Beyond Flash and Fantasy - Page 3

John Lautner's 'keeping it real' approach to architecture—visionary yet down-to-earth, space age yet eternal

The architect's second fertile period, from 1956 to 1963, explored what Olsberg calls the "poetry of poured concrete." Notable works included Silvertop (1956), with its amazing pair of reinforced concrete truss roofs.

Lautner's third great period, which Olsberg dates from 1968 to 1973, showed a "revolutionary fluidity in planning and shaping space."

The Elrod house (1968), designed for interior designer Arthur Elrod in Palm Springs, features a dome-like ceiling of reinforced concrete that floats apparently unaided above a circular seating area and a mountain of boulders that protrudes through the floor.

The rock outcroppings, which also serve as walls, originally sat below the home's designated pad. Lautner convinced Elrod to excavate the site so the home could be built among the rocks. "I decided we'd do something that really suited the desert," Lautner told Laskey, comparing the house to "a desert flower."

From the 1960s on, Olsberg writes, Lautner "pushed against so many barriers that (his works) were checkered by compromise or outright cancellation." But he had many successes.

walstrom house

The Walstrom house, built in 1969 on a steep canyon slope shaded by oaks, is a woodsy throwback to Lautner's earlier work—and thus a good fit for its setting. Visitors reach the house by taking a walkway that switchbacks up the hill like a mountain trail, switchbacks again as it enters the house, and again as it ramps up into the living room.

The Walstrom house is all diagonals. The house itself is shaped like an arrow, as it floats over its site, anchored to the hill with steel girders. The wooden siding and cabinetry are angled, as is the loft that juts out over the living room. "From the carpentry to the cabinetry, every element follows the same logic," Escher said.

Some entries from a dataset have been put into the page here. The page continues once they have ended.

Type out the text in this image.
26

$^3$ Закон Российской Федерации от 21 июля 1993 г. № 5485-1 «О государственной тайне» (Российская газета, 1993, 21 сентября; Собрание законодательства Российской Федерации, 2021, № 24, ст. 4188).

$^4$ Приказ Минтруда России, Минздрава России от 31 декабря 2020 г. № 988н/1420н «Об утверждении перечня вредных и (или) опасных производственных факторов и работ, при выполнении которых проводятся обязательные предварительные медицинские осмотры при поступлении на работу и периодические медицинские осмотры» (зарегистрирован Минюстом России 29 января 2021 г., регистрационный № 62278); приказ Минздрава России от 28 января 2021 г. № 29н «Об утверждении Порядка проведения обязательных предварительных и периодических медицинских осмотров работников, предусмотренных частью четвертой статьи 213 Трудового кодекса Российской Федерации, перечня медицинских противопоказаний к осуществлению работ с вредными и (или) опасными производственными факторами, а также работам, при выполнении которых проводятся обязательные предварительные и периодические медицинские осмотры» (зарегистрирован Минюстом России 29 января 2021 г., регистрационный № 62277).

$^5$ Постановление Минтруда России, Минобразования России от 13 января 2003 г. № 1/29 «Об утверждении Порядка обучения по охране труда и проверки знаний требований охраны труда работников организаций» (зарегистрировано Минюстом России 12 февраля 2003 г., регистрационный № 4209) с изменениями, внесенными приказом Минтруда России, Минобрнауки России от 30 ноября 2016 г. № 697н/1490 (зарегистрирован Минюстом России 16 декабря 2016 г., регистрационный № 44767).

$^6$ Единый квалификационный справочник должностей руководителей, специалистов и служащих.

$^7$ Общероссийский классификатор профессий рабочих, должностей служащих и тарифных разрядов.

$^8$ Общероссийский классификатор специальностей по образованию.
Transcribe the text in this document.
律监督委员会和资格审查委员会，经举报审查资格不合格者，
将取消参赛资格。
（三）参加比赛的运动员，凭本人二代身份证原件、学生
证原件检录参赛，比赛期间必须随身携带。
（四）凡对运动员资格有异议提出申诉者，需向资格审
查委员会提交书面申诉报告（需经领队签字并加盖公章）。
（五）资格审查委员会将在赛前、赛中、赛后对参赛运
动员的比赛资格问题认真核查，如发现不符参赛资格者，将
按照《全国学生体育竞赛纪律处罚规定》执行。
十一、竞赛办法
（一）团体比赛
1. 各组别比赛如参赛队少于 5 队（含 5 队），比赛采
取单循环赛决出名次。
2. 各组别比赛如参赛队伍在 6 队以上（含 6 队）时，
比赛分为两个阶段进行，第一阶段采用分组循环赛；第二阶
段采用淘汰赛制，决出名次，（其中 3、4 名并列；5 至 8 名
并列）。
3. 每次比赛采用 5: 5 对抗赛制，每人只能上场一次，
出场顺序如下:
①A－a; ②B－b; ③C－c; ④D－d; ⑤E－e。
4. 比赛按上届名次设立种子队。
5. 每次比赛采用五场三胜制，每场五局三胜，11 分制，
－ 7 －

Architect Duncan Nicholson, who won a job with Lautner in 1989, after five years trying, found a man who was completely without airs but impressive nonetheless. "He was over six feet himself. He was big, broad," Nicholson said. "His hands were huge. He had a larger-than-life portrait of himself in the office behind him. It seemed like there were two of him in the office, as though one weren't enough."

Lautner was humorous and an enjoyable conversationalist. He'd take his staff to lunch at Musson & Frank, a legendary Hollywood eatery, and gave Christmas parties at his apartment two blocks from his Hollywood studio.

The apartment was filled with Lautner's collections, toys, a life-sized papier-mache Asian tiger with a wicked grin, paintings by his mother, books, and jazz records. Lautner enjoyed travel and photography, watched Michigan play football on TV, and after work would often stop by a local bar where his cronies, shoe salesmen, plumbers, "not architects, regular guys," would always have a seat for him, Nicholson remembers.

Ill with a form of neuropathy that restricted his movements, Lautner worked almost to the very end. "Thinking about architecture and solving problems, being creative and being original made him feel better," Nicholson said.

Early on, Nicholson ventured to ask Lautner, "How do you do it? Where does it come from?"

"He said when he was young, he didn't know if he could do it," Nicholson said. "It takes a lot of hard work, he said, a lot of perseverance. You know so much about building, and human experience. At a certain point it just begins to happen because you will it to."


Loving their Lautners

A John Lautner house may be a life-affirming place to live, but it can be tough to keep up.

"They're incredibly difficult to maintain," said John McIlwee, who lives in Lautner's Garcia house, a poem in poured concrete from 1962. "We have to re-scaffold the whole front of the house to fix a window because there's no way to reach it."

The good news, according to Ann Philbin, the Hammer Museum's director, is that most owners of the 45 or so Lautner homes in and around Los Angeles are "all very serious about owning these homes, and have the will, inclination, and resources to take care of them."

McIlwee and his partner, Bill Damaschke, are among the heroes who have restored their Lautner homes. Their house, with a roof that swoops to control strong sunlight, "was ruined when we bought it" in 2002, McIlwee said. "It's perfect now." The firm Marmol Radziner handled the renovation.

architect escher

"The best thing we did," McIlwee said, "was live in the house a year before doing any work. Throughout the year, the sun has different positions, and with the glass and swooping roof, it changes the whole perspective."